Pauling was already a deeply respected and widely known man of science, but vitamin C made him a bit of a rock star. He gave rise to a generation that embraced vitamin C as a mighty shield that would deflect a good many of the bad things in life, the common cold being at the top of the list.
When he wrote a book titled "Vitamin C and the Common Cold," my dad brought it home immediately. If you read one book this year, he said, thumping the orange-colored jacket of the book, make it this one.
I took a pass. Same with "Vitamin C, the Common Cold and the Flu" and "Cancer and Vitamin C," as exhilarating as the titles sounded.
When I went off to college, my parents packed me up a supply of vitamin C to get me through the first half of my freshman year. I'm fairly certainly that, while I may have let a lot of things slide in college, I would have dutifully taken it. If just out of habit.
By then vitamin C was as universal as breakfast cereal, no more special than the fish oil, vitamin E and calcium tablets that served as its bunkmates on the shelves at Costco. So many ways to be healthy.
But there was a dark side to vitamin C, and I guess I didn't even realize it at the time.
Though Pauling won the Noble Prize twice -- once for chemistry, once for peace -- his vitamin C campaign was branded as bad science by some. Clinical trials conducted by the Mayo Clinic concluded that vitamin C was no more effective in fighting cancer than the placebos used in the testing. Claims that the vitamin successfully fought colds were brushed off as "quackery."
Pauling dismissed the findings. But after that, suspicions never seemed to rest.
Like fluoride and global warming, vitamin C -- hoax or cure-all -- is debated still in the far margins of the Internet.
"Vitamin C may enhance radiation therapy for aggressive brain tumors." That's the headline on a story posted on medicalxpress.com last week. "Straight to the veins: Vitamin C shot to fight work fatigue." That rather scary thought appeared in an article published last week in the Times of India.
"Can Vitamin C become Deadly?" Yet another uplifting read, this one from the Pakistan News Service.
The Noble Prize website devoted to Pauling doesn't even mention vitamin C, and when a postage stamp commemorating Pauling was made public, it featured red blood cells for his groundbreaking work on sickle-cell anemia -- not a single vitamin C tablet in sight.
All these years later, vitamin C is as intriguing and vexing as ever to academics.
Dr.
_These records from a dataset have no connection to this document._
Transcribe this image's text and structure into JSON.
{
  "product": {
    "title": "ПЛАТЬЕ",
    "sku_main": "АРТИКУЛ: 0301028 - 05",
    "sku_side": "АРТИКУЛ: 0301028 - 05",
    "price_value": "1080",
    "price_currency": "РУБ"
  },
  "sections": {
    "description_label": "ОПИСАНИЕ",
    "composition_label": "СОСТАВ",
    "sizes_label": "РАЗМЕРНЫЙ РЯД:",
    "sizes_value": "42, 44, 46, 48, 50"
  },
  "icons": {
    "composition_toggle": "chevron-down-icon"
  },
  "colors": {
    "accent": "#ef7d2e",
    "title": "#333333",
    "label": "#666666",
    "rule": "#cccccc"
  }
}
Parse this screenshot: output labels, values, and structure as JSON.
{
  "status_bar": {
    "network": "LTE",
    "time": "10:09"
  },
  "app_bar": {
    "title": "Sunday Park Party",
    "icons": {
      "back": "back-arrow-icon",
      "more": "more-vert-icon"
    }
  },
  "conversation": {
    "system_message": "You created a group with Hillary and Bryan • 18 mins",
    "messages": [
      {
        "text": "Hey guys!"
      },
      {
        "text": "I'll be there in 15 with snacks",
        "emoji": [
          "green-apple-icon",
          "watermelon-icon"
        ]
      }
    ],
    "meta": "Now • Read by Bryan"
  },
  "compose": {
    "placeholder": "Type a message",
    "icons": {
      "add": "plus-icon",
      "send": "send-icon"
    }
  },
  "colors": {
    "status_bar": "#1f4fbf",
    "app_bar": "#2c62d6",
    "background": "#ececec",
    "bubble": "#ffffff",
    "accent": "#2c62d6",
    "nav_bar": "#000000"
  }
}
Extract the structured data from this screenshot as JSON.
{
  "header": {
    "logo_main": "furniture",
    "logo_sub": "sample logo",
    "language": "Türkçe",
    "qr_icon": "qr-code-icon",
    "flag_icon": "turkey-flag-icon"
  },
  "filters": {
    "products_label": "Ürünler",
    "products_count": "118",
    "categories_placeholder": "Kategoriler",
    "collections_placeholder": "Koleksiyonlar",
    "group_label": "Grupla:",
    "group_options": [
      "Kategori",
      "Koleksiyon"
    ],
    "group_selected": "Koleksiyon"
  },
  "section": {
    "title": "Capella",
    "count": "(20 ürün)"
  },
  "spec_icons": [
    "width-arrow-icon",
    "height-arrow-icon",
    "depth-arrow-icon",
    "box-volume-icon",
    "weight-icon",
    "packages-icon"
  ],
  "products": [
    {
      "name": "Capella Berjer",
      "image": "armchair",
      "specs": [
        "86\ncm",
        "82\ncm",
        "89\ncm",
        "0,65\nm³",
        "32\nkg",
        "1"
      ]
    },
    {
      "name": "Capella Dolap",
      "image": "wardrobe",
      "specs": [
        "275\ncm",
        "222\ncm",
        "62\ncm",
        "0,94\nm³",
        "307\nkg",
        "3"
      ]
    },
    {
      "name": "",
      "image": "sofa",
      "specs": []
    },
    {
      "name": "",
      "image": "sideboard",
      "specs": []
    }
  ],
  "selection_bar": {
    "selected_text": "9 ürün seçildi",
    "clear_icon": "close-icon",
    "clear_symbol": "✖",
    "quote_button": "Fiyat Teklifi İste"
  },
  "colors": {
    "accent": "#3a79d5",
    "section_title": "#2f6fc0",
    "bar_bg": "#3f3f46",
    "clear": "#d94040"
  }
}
Steven Clarke, a professor of biochemistry at UCLA, said data show that vitamin C does nothing to prevent catching a cold, but it does seem to reduce the duration and severity of a cold if taken before the infection settles in.
It remains a "pretty interesting molecule" that holds possibilities in science, such as the biochemistry of the aging process, which is Clarke's field.
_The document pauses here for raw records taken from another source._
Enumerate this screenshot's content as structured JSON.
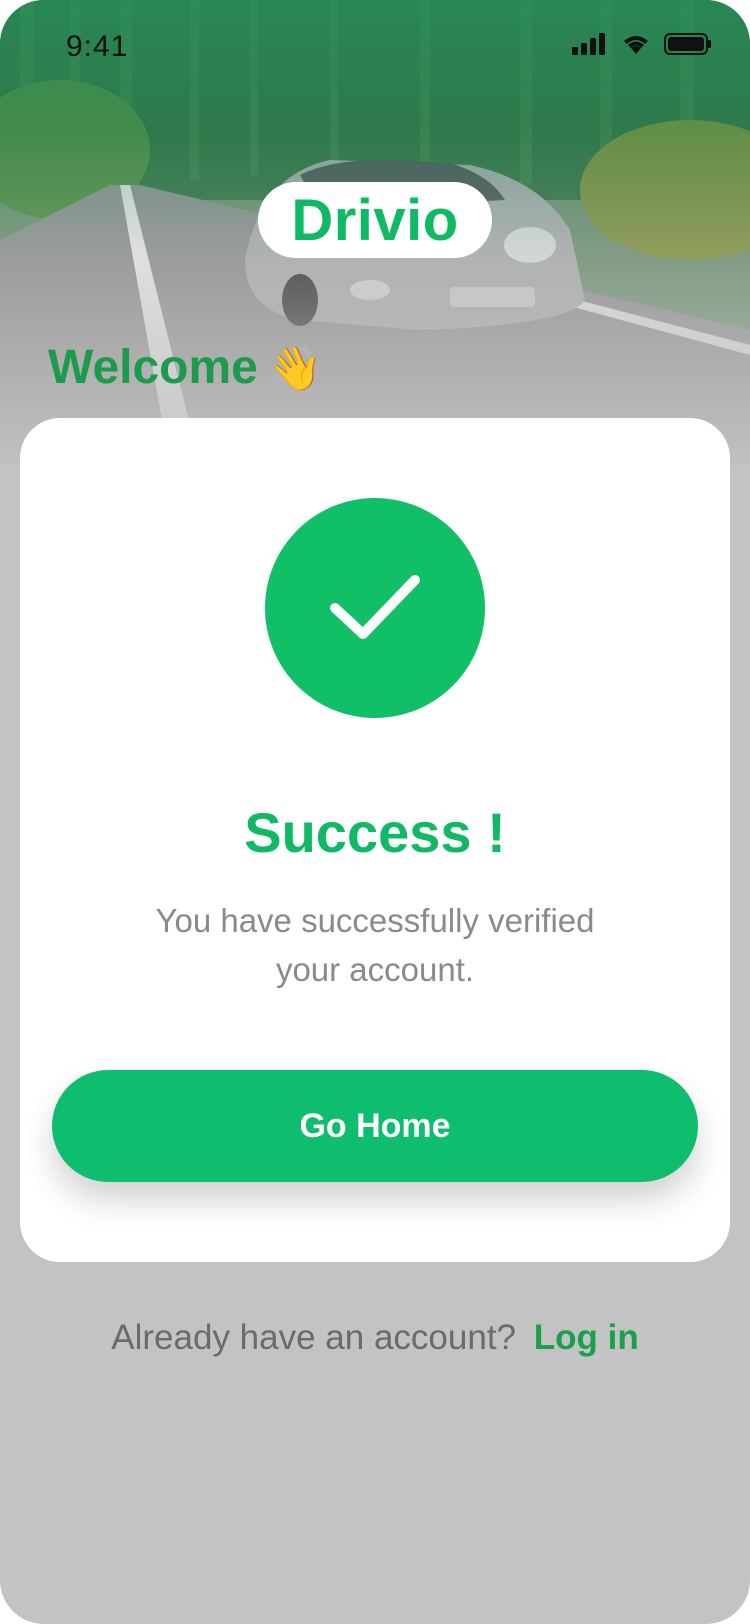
{
  "status_bar": {
    "time": "9:41",
    "icons": [
      "signal-icon",
      "wifi-icon",
      "battery-icon"
    ]
  },
  "brand": {
    "name": "Drivio",
    "color": "#10b964"
  },
  "welcome": {
    "text": "Welcome",
    "emoji": "👋"
  },
  "card": {
    "icon": "checkmark-icon",
    "title": "Success !",
    "message": "You have successfully verified your account.",
    "button_label": "Go Home",
    "accent": "#10bf66"
  },
  "footer": {
    "prompt": "Already have an account?",
    "link_label": "Log in"
  }
}
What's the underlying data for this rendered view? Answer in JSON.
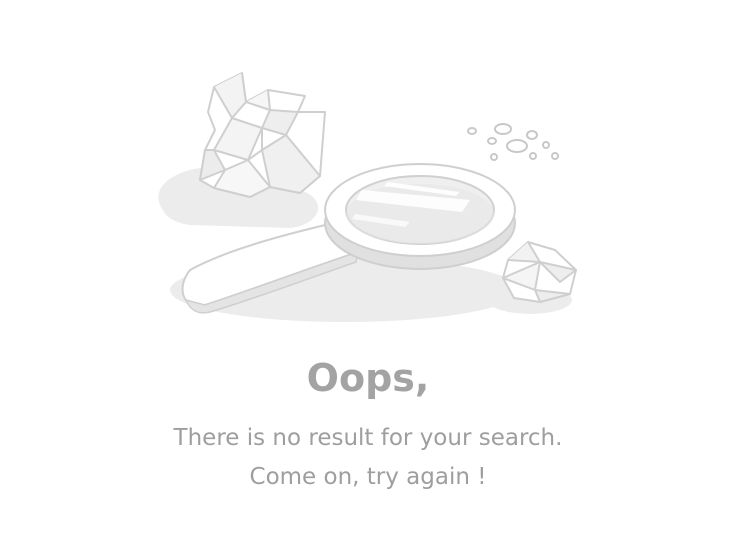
{
  "empty_state": {
    "title": "Oops,",
    "message_line_1": "There is no result for your search.",
    "message_line_2": "Come on, try again !",
    "illustration_icons": [
      "crumpled-paper-icon",
      "magnifying-glass-icon",
      "crumbs-icon"
    ],
    "colors": {
      "text": "#9e9e9e",
      "title": "#a3a3a3",
      "outline": "#d2d2d2",
      "shadow": "#ececec"
    }
  }
}
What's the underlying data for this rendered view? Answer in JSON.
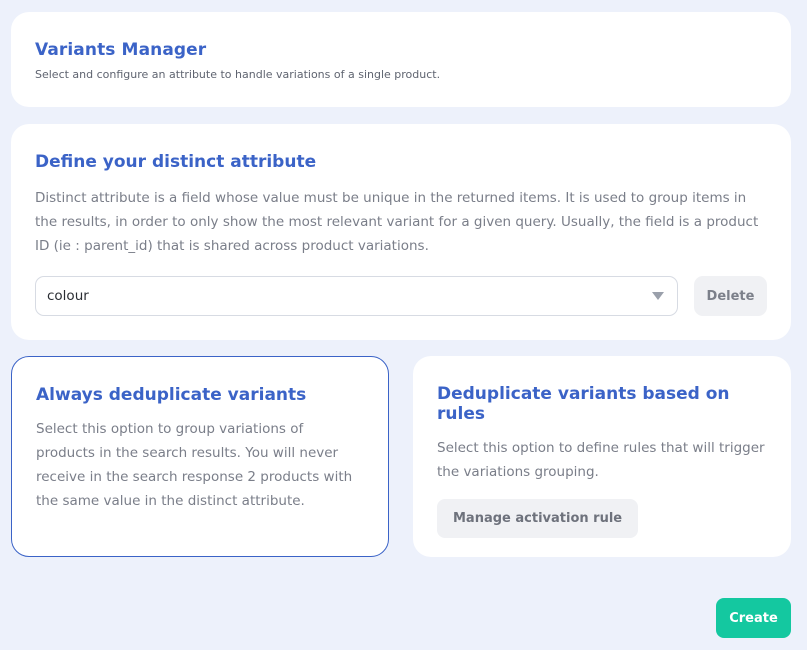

It's entirely possible, Clarke said, that vitamin C may help some people while doing little or nothing for others.
"I think it works for me," he said.
Pauling died in 1994 of complications from prostate cancer, but even as he approached death, he claimed that heavy doses of vitamin C had held off the advancing disease and extended his life by years.
It tells you something about his sheer confidence that he publicly announced he was an atheist just before he died.
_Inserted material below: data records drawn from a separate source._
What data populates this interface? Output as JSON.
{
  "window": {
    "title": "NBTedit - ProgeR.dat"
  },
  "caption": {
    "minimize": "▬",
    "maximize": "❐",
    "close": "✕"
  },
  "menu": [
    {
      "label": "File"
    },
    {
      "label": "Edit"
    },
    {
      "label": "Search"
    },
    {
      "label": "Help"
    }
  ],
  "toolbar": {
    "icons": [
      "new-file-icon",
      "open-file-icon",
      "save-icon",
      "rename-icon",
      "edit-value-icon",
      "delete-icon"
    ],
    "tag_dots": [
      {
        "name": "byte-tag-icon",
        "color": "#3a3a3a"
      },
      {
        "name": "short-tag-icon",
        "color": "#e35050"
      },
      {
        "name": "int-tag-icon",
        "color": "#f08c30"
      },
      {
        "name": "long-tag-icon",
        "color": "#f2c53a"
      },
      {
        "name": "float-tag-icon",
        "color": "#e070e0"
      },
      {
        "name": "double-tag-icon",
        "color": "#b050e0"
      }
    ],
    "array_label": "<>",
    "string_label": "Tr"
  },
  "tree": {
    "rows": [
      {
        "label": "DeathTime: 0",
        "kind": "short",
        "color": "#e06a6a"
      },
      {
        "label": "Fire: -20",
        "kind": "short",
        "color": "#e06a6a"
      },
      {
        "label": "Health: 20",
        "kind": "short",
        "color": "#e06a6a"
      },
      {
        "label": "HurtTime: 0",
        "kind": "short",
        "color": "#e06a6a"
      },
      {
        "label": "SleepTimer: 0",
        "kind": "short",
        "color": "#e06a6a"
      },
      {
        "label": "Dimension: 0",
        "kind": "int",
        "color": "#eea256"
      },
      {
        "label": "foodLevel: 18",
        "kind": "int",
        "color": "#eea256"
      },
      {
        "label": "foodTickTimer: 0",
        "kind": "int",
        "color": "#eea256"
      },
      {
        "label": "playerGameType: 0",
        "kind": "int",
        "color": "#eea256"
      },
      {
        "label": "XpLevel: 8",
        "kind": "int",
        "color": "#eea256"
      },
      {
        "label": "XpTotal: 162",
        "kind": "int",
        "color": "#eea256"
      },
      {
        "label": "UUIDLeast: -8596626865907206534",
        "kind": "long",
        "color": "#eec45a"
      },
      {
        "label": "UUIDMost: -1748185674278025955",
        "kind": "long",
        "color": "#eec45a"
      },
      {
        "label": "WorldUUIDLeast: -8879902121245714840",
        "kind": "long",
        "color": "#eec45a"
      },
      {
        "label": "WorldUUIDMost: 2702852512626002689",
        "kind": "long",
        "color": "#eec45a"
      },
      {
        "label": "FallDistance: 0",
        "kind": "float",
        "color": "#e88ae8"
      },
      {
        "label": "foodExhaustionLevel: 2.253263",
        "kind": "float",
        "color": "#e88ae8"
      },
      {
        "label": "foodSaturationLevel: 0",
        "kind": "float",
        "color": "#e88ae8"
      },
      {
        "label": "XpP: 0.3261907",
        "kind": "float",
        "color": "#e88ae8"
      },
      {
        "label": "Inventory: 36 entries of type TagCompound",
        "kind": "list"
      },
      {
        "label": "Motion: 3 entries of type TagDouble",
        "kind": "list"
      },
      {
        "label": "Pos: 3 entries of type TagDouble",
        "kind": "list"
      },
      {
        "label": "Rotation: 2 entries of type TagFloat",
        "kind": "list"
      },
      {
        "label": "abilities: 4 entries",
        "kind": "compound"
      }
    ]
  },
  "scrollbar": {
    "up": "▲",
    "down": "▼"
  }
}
My father finally gave up on the powder years ago.
He'd had several minor episodes spilling the stuff in his briefcase or his pockets, and it seemed less and less like a smart idea to be walking around with a baggy filled with powder, so he switched to the tablets.
I stopped by the other day to help him with his taxes and asked him if he was still taking his vitamin C -- the stuff, the product, the magic.
"Oh, sure," he said. "Yeah, it's somewhere around here."
I still take it too, I told him. Though I'm not always sure why. I told him that too.
"Well," he said, drifting off for just a moment -- he is, after all, 93 -- "I'm not sure it does any good, either. But I guess I was always afraid what might happen if I stopped."
And maybe it's that -- a vague fear of what might happen -- that hooked an entire generation.